Hours after his arrest today, Abu Bakkar Siddique, the owner of Pinak-6 that sank in the Padma on August 4, blamed the Bangladesh Inland Water Transport Authority (BIWTA) officials and lessees of launch ghats (terminals) for the tragedy.
Claiming himself not guilty, Siddique, 60, said it is the BIWTA that controls launch operations 10 days before and after the Eid.
"I am an owner. How can I know the number of passengers getting on my launch? I don't stay at launch ghat…," he said while talking to journalists at the Rapid Action Battalion (Rab) headquarters in Dhaka today.
Rab produced him before journalists at a press conference at its headquarters around 1:30pm.
A joint team from Rab-7 and 11 arrested Siddique at a house in Agrabad Housing area of Chittagong city around 3:30am.
With over 200 passengers, the double-decker vessel, which was on its way to Mawa from Kawrakandi, sank in choppy waters and strong winds in Padma river around 11:00am on August 4.
During the briefing, Commander Mufti Mahmud Khan, director at Legal and Media Wing of Rab, said Siddique went into hiding soon after the capsize. “He stayed at several places in a bid to avert the arrest,” he said.

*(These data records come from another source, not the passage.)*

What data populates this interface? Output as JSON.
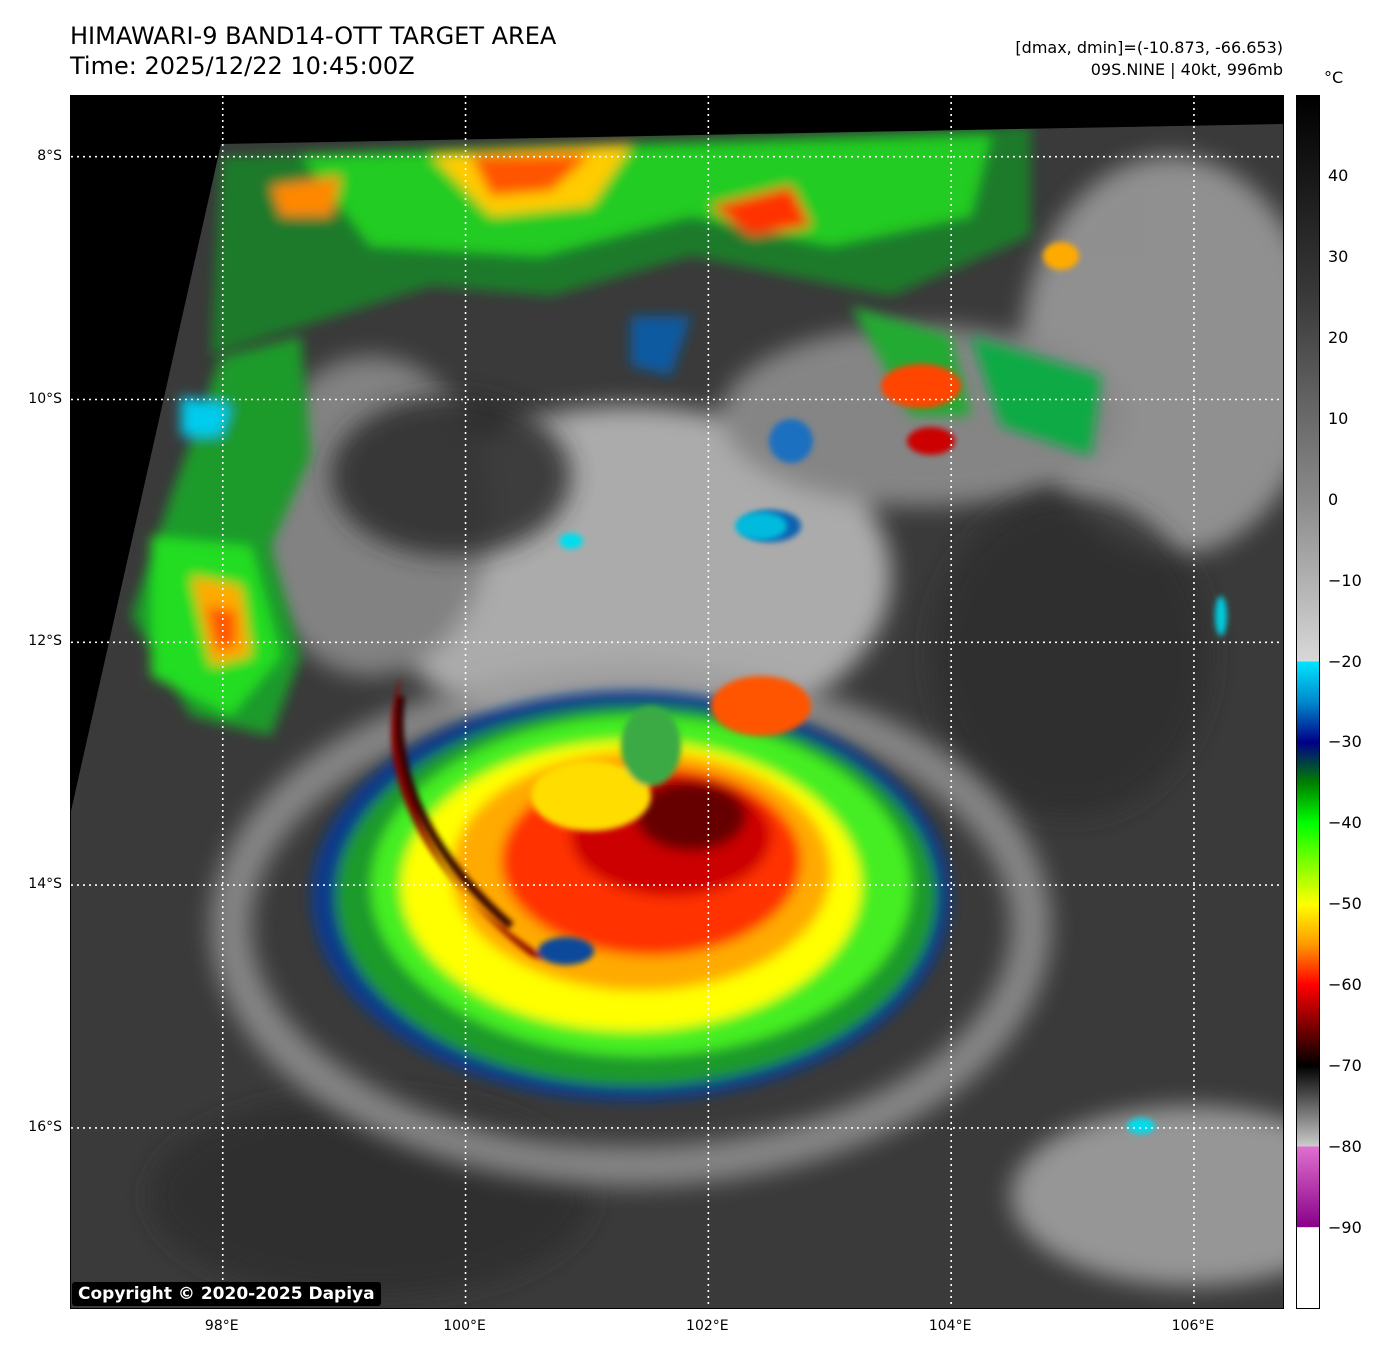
{
  "title": {
    "line1": "HIMAWARI-9 BAND14-OTT TARGET AREA",
    "line2": "Time: 2025/12/22 10:45:00Z"
  },
  "info": {
    "dminmax": "[dmax, dmin]=(-10.873, -66.653)",
    "storm": "09S.NINE | 40kt, 996mb"
  },
  "colorbar": {
    "unit": "°C",
    "range": [
      -100,
      50
    ],
    "ticks": [
      "40",
      "30",
      "20",
      "10",
      "0",
      "−10",
      "−20",
      "−30",
      "−40",
      "−50",
      "−60",
      "−70",
      "−80",
      "−90"
    ],
    "tick_values": [
      40,
      30,
      20,
      10,
      0,
      -10,
      -20,
      -30,
      -40,
      -50,
      -60,
      -70,
      -80,
      -90
    ],
    "stops": [
      {
        "v": 50,
        "c": "#000000"
      },
      {
        "v": 25,
        "c": "#3a3a3a"
      },
      {
        "v": 0,
        "c": "#8a8a8a"
      },
      {
        "v": -20,
        "c": "#d8d8d8"
      },
      {
        "v": -20.01,
        "c": "#00e5ff"
      },
      {
        "v": -25,
        "c": "#0088cc"
      },
      {
        "v": -30,
        "c": "#000088"
      },
      {
        "v": -35,
        "c": "#008000"
      },
      {
        "v": -40,
        "c": "#00ff00"
      },
      {
        "v": -50,
        "c": "#ffff00"
      },
      {
        "v": -55,
        "c": "#ff9900"
      },
      {
        "v": -60,
        "c": "#ff0000"
      },
      {
        "v": -66,
        "c": "#660000"
      },
      {
        "v": -70,
        "c": "#000000"
      },
      {
        "v": -80,
        "c": "#cccccc"
      },
      {
        "v": -80.01,
        "c": "#e070d0"
      },
      {
        "v": -90,
        "c": "#880088"
      },
      {
        "v": -90.01,
        "c": "#ffffff"
      },
      {
        "v": -100,
        "c": "#ffffff"
      }
    ]
  },
  "map": {
    "lat_labels": [
      "8°S",
      "10°S",
      "12°S",
      "14°S",
      "16°S"
    ],
    "lat_values": [
      -8,
      -10,
      -12,
      -14,
      -16
    ],
    "lon_labels": [
      "98°E",
      "100°E",
      "102°E",
      "104°E",
      "106°E"
    ],
    "lon_values": [
      98,
      100,
      102,
      104,
      106
    ],
    "lon_range": [
      96.75,
      106.75
    ],
    "lat_range": [
      -17.5,
      -7.5
    ],
    "gridlines": true
  },
  "copyright": "Copyright © 2020-2025 Dapiya"
}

The Rab official said there were no adequate safety and security measures in the launch, which was manufactured in 1991. Even, the master driver of the launch was driving the vessel without any licence, he added.

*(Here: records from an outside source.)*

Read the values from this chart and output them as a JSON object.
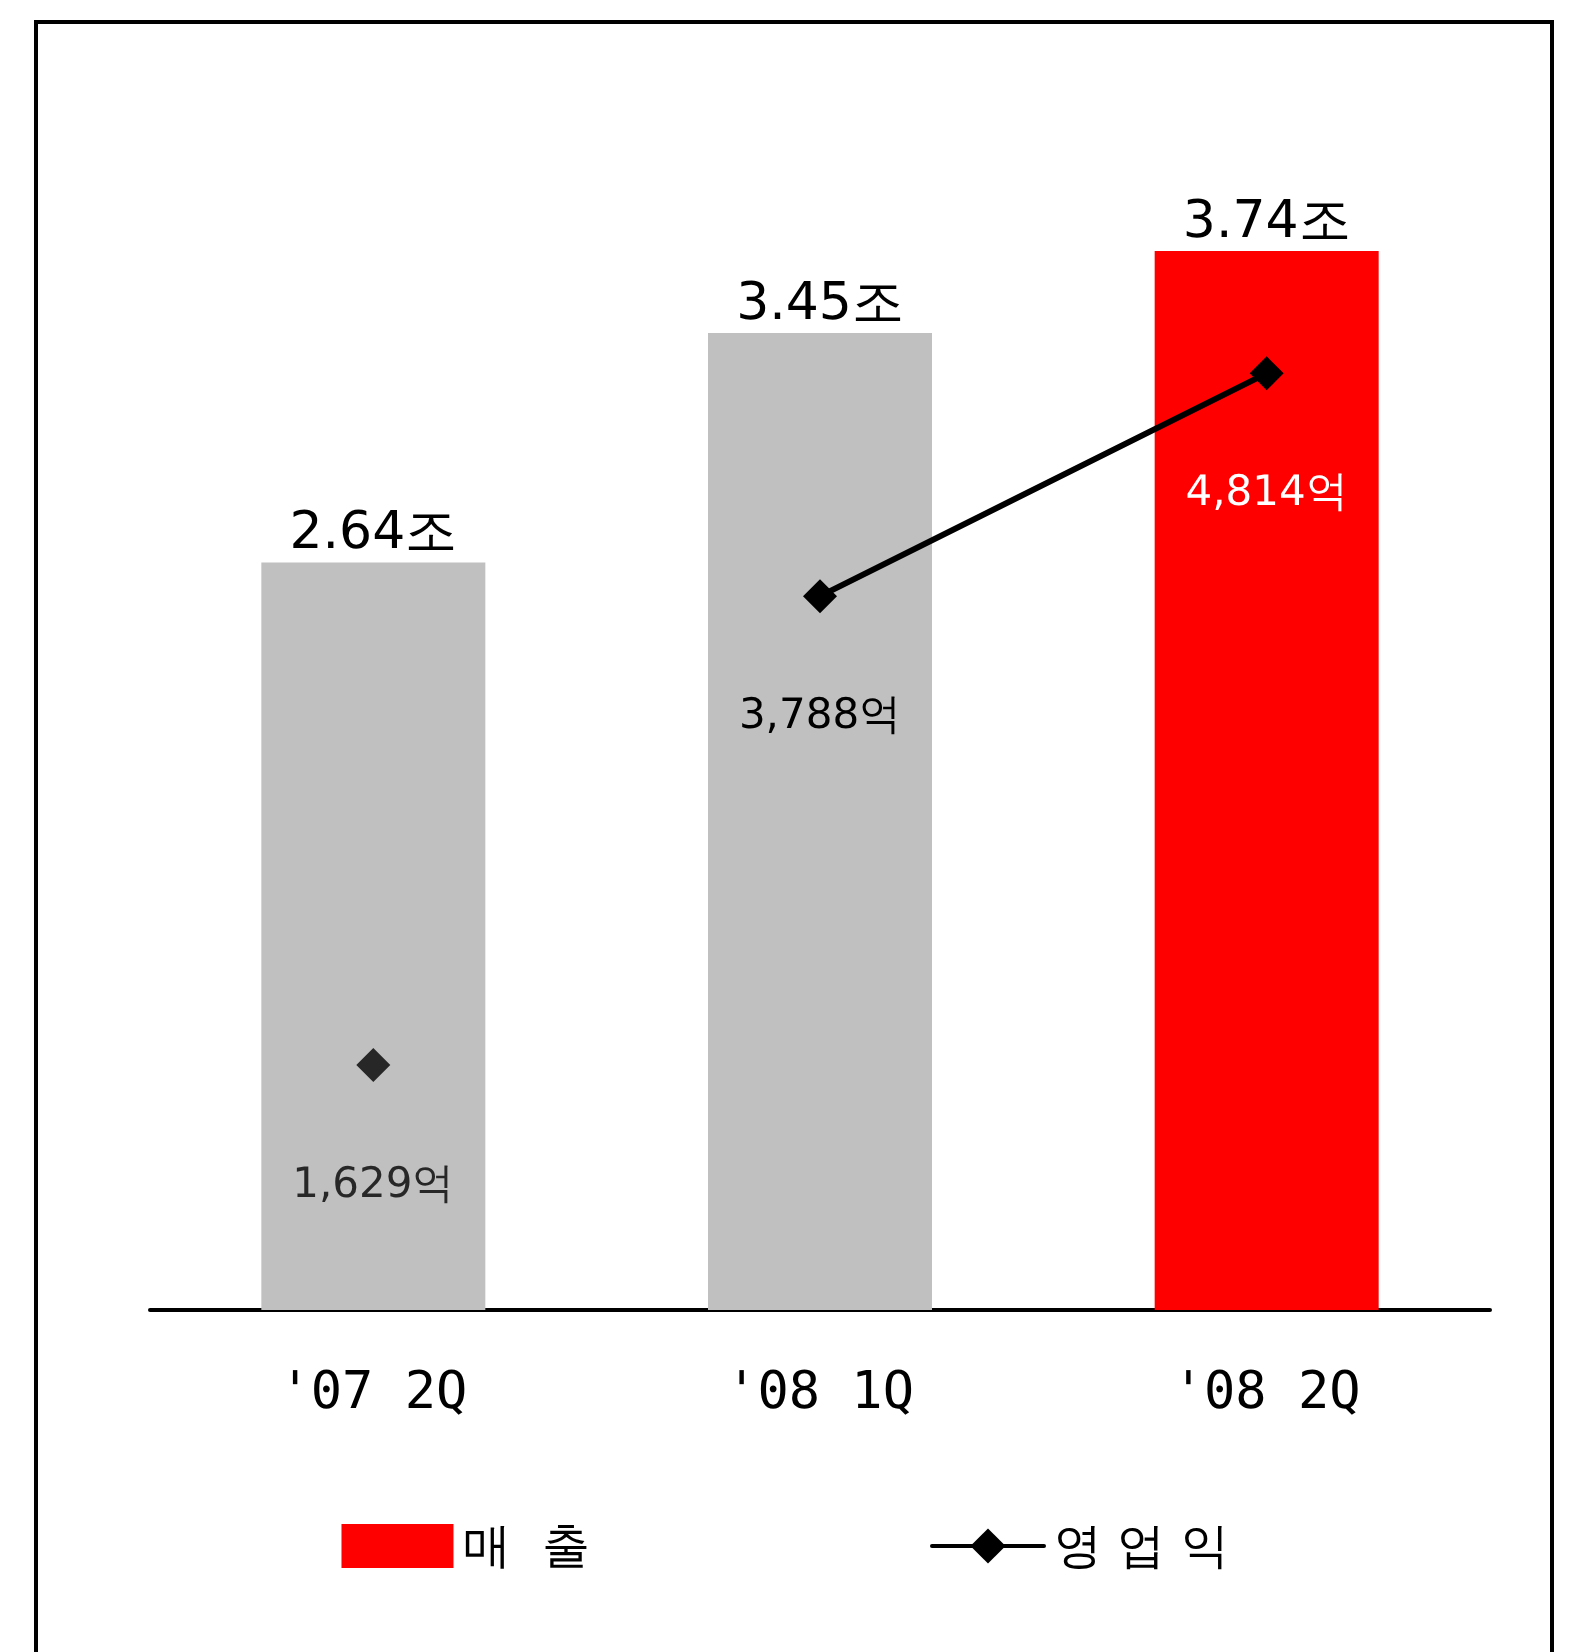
{
  "chart_data": {
    "type": "bar",
    "categories": [
      "'07 2Q",
      "'08 1Q",
      "'08 2Q"
    ],
    "series": [
      {
        "name": "매  출",
        "color": "#ff0000",
        "colors": [
          "#c0c0c0",
          "#c0c0c0",
          "#ff0000"
        ],
        "values": [
          2.64,
          3.45,
          3.74
        ],
        "value_labels": [
          "2.64조",
          "3.45조",
          "3.74조"
        ]
      },
      {
        "type": "line",
        "name": "영 업 익",
        "color": "#000000",
        "axis": "y2",
        "values": [
          null,
          3788,
          4814
        ],
        "value_labels": [
          null,
          "3,788억",
          "4,814억"
        ]
      },
      {
        "type": "scatter",
        "color": "#000000",
        "axis": "y2",
        "values": [
          1629,
          null,
          null
        ],
        "value_labels": [
          "1,629억",
          null,
          null
        ]
      }
    ],
    "tick_labels": "x",
    "marker": "diamond",
    "line_style": "solid",
    "legend": "bottom",
    "grid": false
  }
}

“Being influenced by greed, the launch owner was operating the vessel ignoring relevant rules,” he added.
With Tk 11 crore, Bakkar bought the launch around six years back from one Monirujjaman Khokon of Barisal. Since then, Bakkar’s eldest son Md Limon, 27, and nephew Ratul, 23, had been maintaining the vessel, Siddique said.
Siddique, however, claimed that Pinak-6 had all valid documents including the fitness certificate.
Holding the ghat lessees responsible for the incident, Siddique said, “We have to anchor our launches at Bangla Bazar and Kanthalbari ghats after leaving the Kawrakandi terminal. At the ghats, the lessees use to force us for taking passengers beyond the vessels’ capacity.”
“The lessees led by one Yakub Bapari use to force all launches to take about 60 to 70 extra passengers. They give us very small amount of money as fare. The lessees beat up the launch staff if they refused to take the passengers,” he said.
So far, bodies of 48 passengers of the ill-fated launch were recovered from different rivers while 62 are still missing.
After an eight-day search, the rescuers on Monday packed up and left, declaring the search operation abandoned.